The problem of object detection has assumed a central role in computer vision. The ultimate goal in many real case scenarios is to automatically understand what is happening in a given context. What is required is a comprehension of the scene in a semantic sense and therefore classical approaches to the problem of object detection may no longer be sufficient.
In addition to the classical output of an object detection algorithm, i.e. localization information and a categorical label, it would be useful to automatically produce segmentation masks, shape details, tridimensional geometry and so forth.
Using ensembles of Exemplar-SVMs as object detectors, where a SVM is trained for each positive example in the training set, this kind of semantic annotation can be easily added simply transferring any available annotation from training samples to detected objects. The main drawback of this method is that the evaluation of an ensemble of Exemplar-SVMs is very slow since hundreds or thousands of separate classifiers have to be tested for each detection.
We show that a data structure such as a tree is capable of approximating the output of a given ensemble of Exemplar-SVMs speeding up the process of evaluation. The goal is to introduce a logarithmic factor instead of a linear one with regard to the number of Exemplar-SVMs that need to be evaluated.

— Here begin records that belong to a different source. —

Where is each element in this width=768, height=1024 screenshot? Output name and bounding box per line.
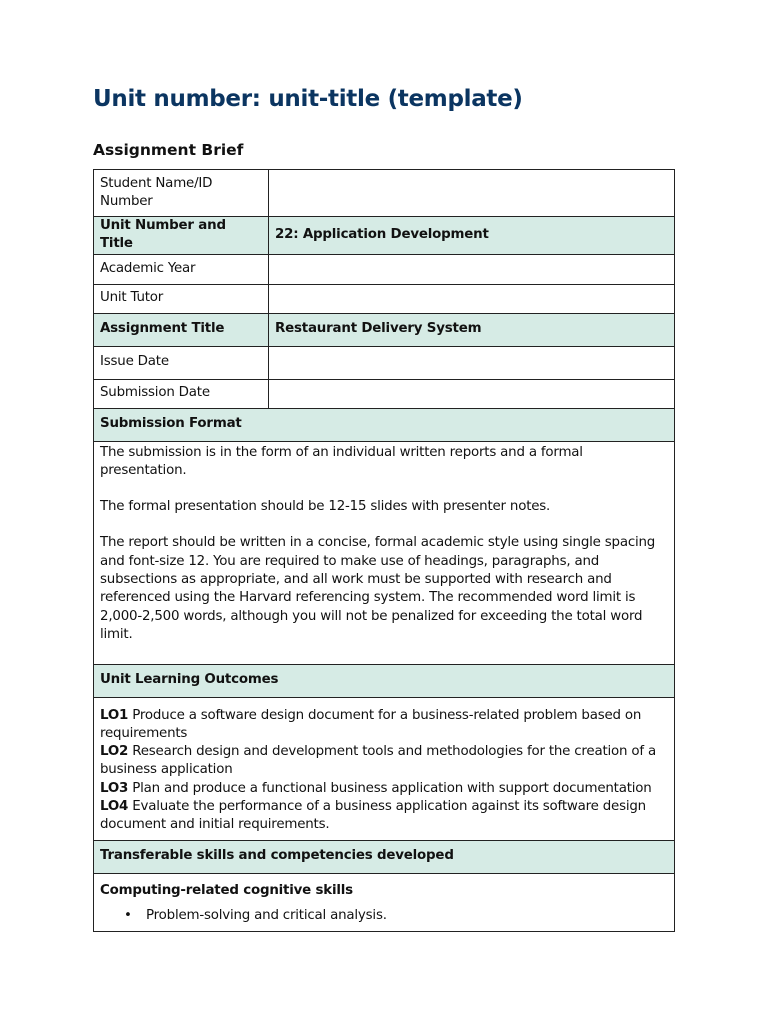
row-label: Academic Year [94,254,269,284]
table-row [94,346,675,379]
assignment-brief-table [93,169,675,932]
row-value [269,254,675,284]
row-value: 22: Application Development [269,217,675,255]
lo-text: Research design and development tools and methodologies for the creation of a business application [100,744,656,778]
row-value [269,284,675,313]
row-value [269,346,675,379]
row-label: Unit Tutor [94,284,269,313]
lo-code: LO1 [100,707,129,723]
lo-code: LO2 [100,744,129,760]
table-row [94,254,675,284]
table-row [94,170,675,217]
row-label: Assignment Title [94,313,269,346]
skills-subheading: Computing-related cognitive skills [100,882,353,898]
learning-outcomes-heading: Unit Learning Outcomes [94,664,675,697]
lo-code: LO4 [100,799,129,815]
lo-text: Evaluate the performance of a business application against its software design document and initial requirements. [100,799,646,833]
lo-code: LO3 [100,780,129,796]
table-row [94,408,675,441]
bullet-icon: • [124,907,132,923]
table-row [94,873,675,931]
submission-format-body [94,441,675,664]
table-row [94,697,675,840]
table-row [94,441,675,664]
row-label: Unit Number and Title [94,217,269,255]
row-value: Restaurant Delivery System [269,313,675,346]
paragraph: The submission is in the form of an individual written reports and a formal presentation. [100,444,583,478]
table-row [94,217,675,255]
paragraph: The report should be written in a concise, formal academic style using single spacing and font-size 12. You are required to make use of headings, paragraphs, and subsections as appropriate, and all work must be supported with research and referenced using the Harvard referencing system. The recommended word limit is 2,000-2,500 words, although you will not be penalized for exceeding the total word limit. [100,535,656,642]
submission-format-heading: Submission Format [94,408,675,441]
section-title: Assignment Brief [93,141,244,159]
learning-outcome [100,707,668,744]
table-row [94,313,675,346]
row-value [269,379,675,408]
skills-heading: Transferable skills and competencies developed [94,840,675,873]
page-title: Unit number: unit-title (template) [93,86,523,112]
learning-outcomes-body [94,697,675,840]
learning-outcome [100,780,668,798]
paragraph: The formal presentation should be 12-15 slides with presenter notes. [100,499,551,515]
lo-text: Plan and produce a functional business application with support documentation [128,780,652,796]
learning-outcome [100,743,668,780]
list-item [100,907,668,925]
list-item-text: Problem-solving and critical analysis. [146,907,387,923]
table-row [94,840,675,873]
row-value [269,170,675,217]
skills-body [94,873,675,931]
lo-text: Produce a software design document for a business-related problem based on requirements [100,707,642,741]
row-label: Student Name/ID Number [94,170,269,217]
table-row [94,664,675,697]
row-label: Submission Date [94,379,269,408]
learning-outcome [100,798,668,835]
row-label: Issue Date [94,346,269,379]
table-row [94,284,675,313]
table-row [94,379,675,408]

This taxonomy-like structure must provide results comparable to the baseline given by the ensemble, both in terms of detection accuracy and in terms of label transfer capability. In case of failure, the produced output (intended as transferred semantic annotation) must be similar to the one given by the ensemble.
The taxonomy is built by clustering Exemplar-SVMs hierarchically and is evaluated by extracting patches from test images in a sliding window fashion. The complexity of the method is reduced from O(NM) to O(log(N)W), where N is the number of Exemplar-SVMs and M the number of extracted windows.
Early rejection thresholds are also learnt for each node in the taxonomy in order to discard unpromising windows at the higher levels of the tree. This can drastically reduce the number of comparisons for each image, leading to a considerable speed-up.